Friday, October 14, 2016

Contrarian Philosophy of Religion Friday

If lacking the ability to do wrong thereby makes a person a robot, then the God of classical theism is thereby a robot. But if the lack of ability to do wrong does not thereby make a person a robot, then finite creaturely agents who lack such an ability are not thereby rendered robots.


Kaspian said...


I have two remarks. First, is the "lack of ability to do wrong" meant as "metaphysical impossibility to do wrong"? That would exclude not only libertarian but also compatibilist freedom in this respect.
Second, I think that the problem lies not with being able or unable to do wrong, but with being subject to moral evaluation in general. If God is not able to do wrong in the sense that it is metaphysically impossible for God to do wrong, then moral vocabulary does not apply to God. What follows is that being a person is not essentially connected to being subject to moral evaluation.

All the best,

Kaspian said...

A follow-up comment: You assertion seems to be the perfect starting point for developing a version of the argument from evil.

1. What needs to be proved, I think, is that it would be possible for God to create persons which (metaphysically) cannot do what is wrong (perhaps this ability goes hand in hand with being created).

2. The world without persons who can do what is wrong would not be a *morally* perfect world, however, it could be perfect in some other sense (perhaps in the sense that everybody in this world would enjoy the communion with God). Let's call this soteriological perfection.
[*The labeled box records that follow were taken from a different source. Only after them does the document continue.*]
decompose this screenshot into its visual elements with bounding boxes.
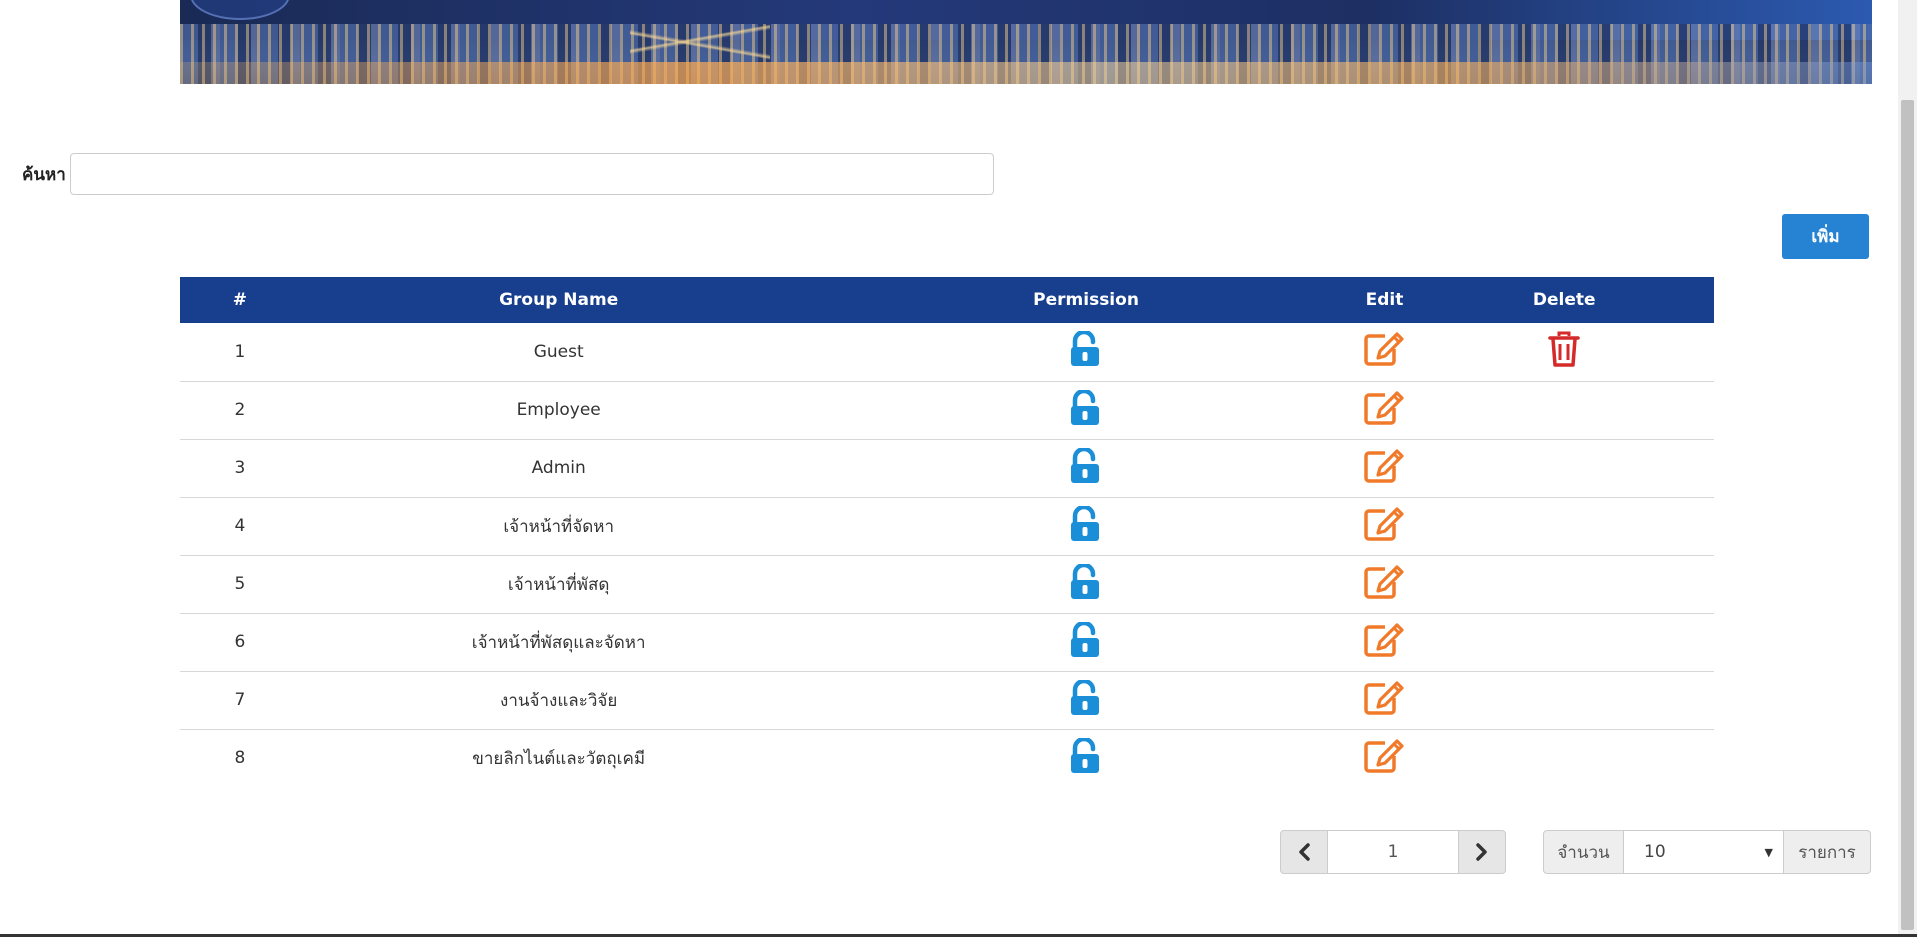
header-banner	[180, 0, 1872, 84]
scrollbar-thumb[interactable]	[1901, 100, 1914, 930]
edit-icon	[1364, 622, 1405, 657]
search-input[interactable]	[70, 153, 994, 195]
edit-icon	[1364, 506, 1405, 541]
unlock-icon	[1071, 389, 1100, 425]
header-group-name: Group Name	[299, 277, 818, 323]
header-delete: Delete	[1414, 277, 1714, 323]
table-header-row: # Group Name Permission Edit Delete	[180, 277, 1714, 323]
edit-icon	[1364, 390, 1405, 425]
trash-icon	[1548, 331, 1580, 367]
unlock-icon	[1071, 331, 1100, 367]
table-row: 7 งานจ้างและวิจัย	[180, 671, 1714, 730]
search-label: ค้นหา	[22, 164, 66, 184]
row-group-name: ขายลิกไนต์และวัตถุเคมี	[472, 748, 646, 769]
row-number: 3	[180, 439, 300, 498]
chevron-left-icon	[1299, 843, 1310, 861]
row-number: 7	[180, 671, 300, 730]
table-row: 8 ขายลิกไนต์และวัตถุเคมี	[180, 729, 1714, 787]
edit-icon	[1364, 448, 1405, 483]
permission-button[interactable]	[1069, 447, 1103, 484]
row-number: 8	[234, 748, 246, 769]
delete-button[interactable]	[1548, 331, 1580, 367]
unlock-icon	[1071, 679, 1100, 715]
table-row: 4 เจ้าหน้าที่จัดหา	[180, 497, 1714, 556]
edit-button[interactable]	[1363, 680, 1405, 716]
row-group-name: เจ้าหน้าที่จัดหา	[299, 497, 818, 556]
pagination	[1280, 830, 1506, 874]
permission-button[interactable]	[1069, 679, 1103, 716]
page-size-select[interactable]: 10 ▼	[1624, 830, 1784, 874]
unlock-icon	[1071, 447, 1100, 483]
row-group-name: Employee	[299, 381, 818, 440]
edit-button[interactable]	[1363, 448, 1405, 484]
row-group-name: Guest	[299, 323, 818, 382]
permission-button[interactable]	[1069, 563, 1103, 600]
row-number: 2	[180, 381, 300, 440]
row-number: 4	[180, 497, 300, 556]
edit-icon	[1364, 680, 1405, 715]
edit-button[interactable]	[1363, 564, 1405, 600]
header-permission: Permission	[817, 277, 1355, 323]
chevron-right-icon	[1476, 843, 1487, 861]
permission-button[interactable]	[1069, 621, 1103, 658]
permission-button[interactable]	[1069, 331, 1103, 367]
edit-icon	[1364, 332, 1405, 366]
row-group-name: Admin	[299, 439, 818, 498]
edit-button[interactable]	[1363, 738, 1405, 774]
row-group-name: เจ้าหน้าที่พัสดุ	[299, 555, 818, 614]
edit-icon	[1364, 564, 1405, 599]
unlock-icon	[1071, 737, 1100, 773]
page-size-prefix: จำนวน	[1543, 830, 1624, 874]
edit-button[interactable]	[1363, 331, 1405, 367]
edit-icon	[1364, 739, 1405, 773]
row-number: 1	[180, 323, 300, 382]
prev-page-button[interactable]	[1280, 830, 1328, 874]
unlock-icon	[1071, 621, 1100, 657]
page-size-control: จำนวน 10 ▼ รายการ	[1543, 830, 1871, 874]
next-page-button[interactable]	[1458, 830, 1506, 874]
row-number: 5	[180, 555, 300, 614]
vertical-scrollbar[interactable]	[1898, 0, 1917, 937]
unlock-icon	[1071, 505, 1100, 541]
caret-down-icon: ▼	[1764, 845, 1773, 859]
page-size-suffix: รายการ	[1784, 830, 1871, 874]
search-bar: ค้นหา	[22, 153, 994, 195]
table-row: 2 Employee	[180, 381, 1714, 440]
page-number-input[interactable]	[1328, 830, 1458, 874]
add-button[interactable]: เพิ่ม	[1782, 214, 1869, 259]
edit-button[interactable]	[1363, 622, 1405, 658]
table-row: 1 Guest	[180, 323, 1714, 382]
row-group-name: งานจ้างและวิจัย	[299, 671, 818, 730]
edit-button[interactable]	[1363, 506, 1405, 542]
header-num: #	[180, 277, 300, 323]
permission-button[interactable]	[1069, 505, 1103, 542]
group-table: # Group Name Permission Edit Delete 1 Gue…	[180, 277, 1714, 787]
table-row: 6 เจ้าหน้าที่พัสดุและจัดหา	[180, 613, 1714, 672]
header-edit: Edit	[1354, 277, 1415, 323]
unlock-icon	[1071, 563, 1100, 599]
table-row: 5 เจ้าหน้าที่พัสดุ	[180, 555, 1714, 614]
permission-button[interactable]	[1069, 389, 1103, 426]
page-size-value: 10	[1644, 842, 1666, 862]
edit-button[interactable]	[1363, 390, 1405, 426]
permission-button[interactable]	[1069, 737, 1103, 774]
table-row: 3 Admin	[180, 439, 1714, 498]
row-number: 6	[180, 613, 300, 672]
row-group-name: เจ้าหน้าที่พัสดุและจัดหา	[299, 613, 818, 672]
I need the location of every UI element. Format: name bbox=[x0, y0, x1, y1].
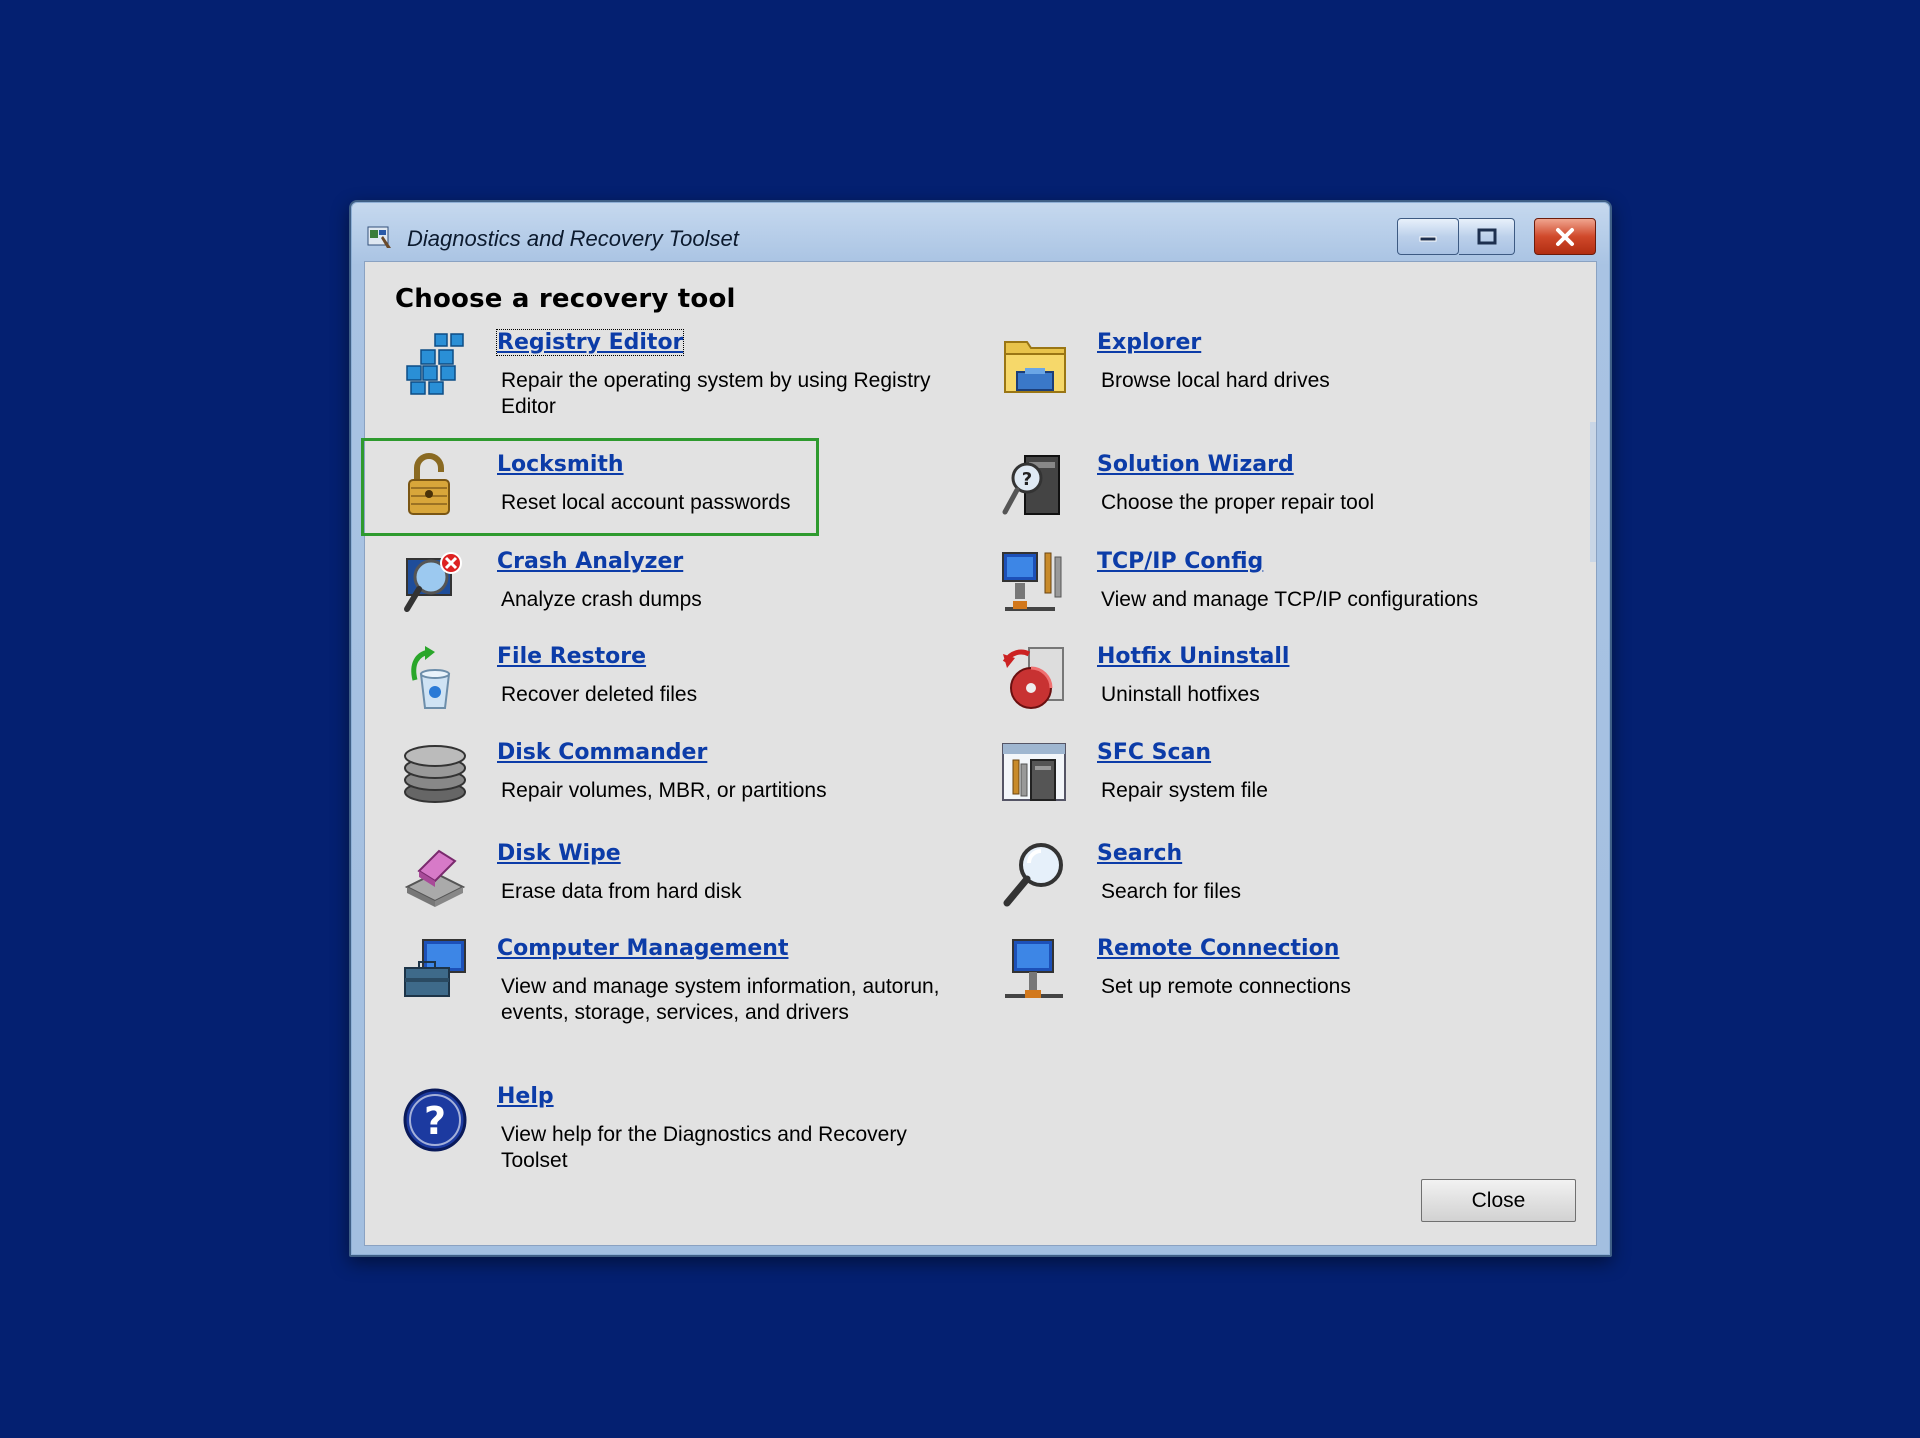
eraser-disk-icon bbox=[404, 849, 466, 907]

3. One would have to prove then that is God can actualize the soteriologically perfect world then God does actualize it.

Daniel Otto Jack Petersen said...

Perhaps appeal to a distinction between Creator and creature here?

Perhaps only a Trinitarian conception of God can account for something like a real choice of loving surrender in the Godhead making the Persons of the Trinity pass the test of being non-robotic in an analagous way to humans yet divinely distinct (via analogia entis)?

(It's amusing to note that this website requires me to click a box that says 'I am not a robot' in order to post this comment!)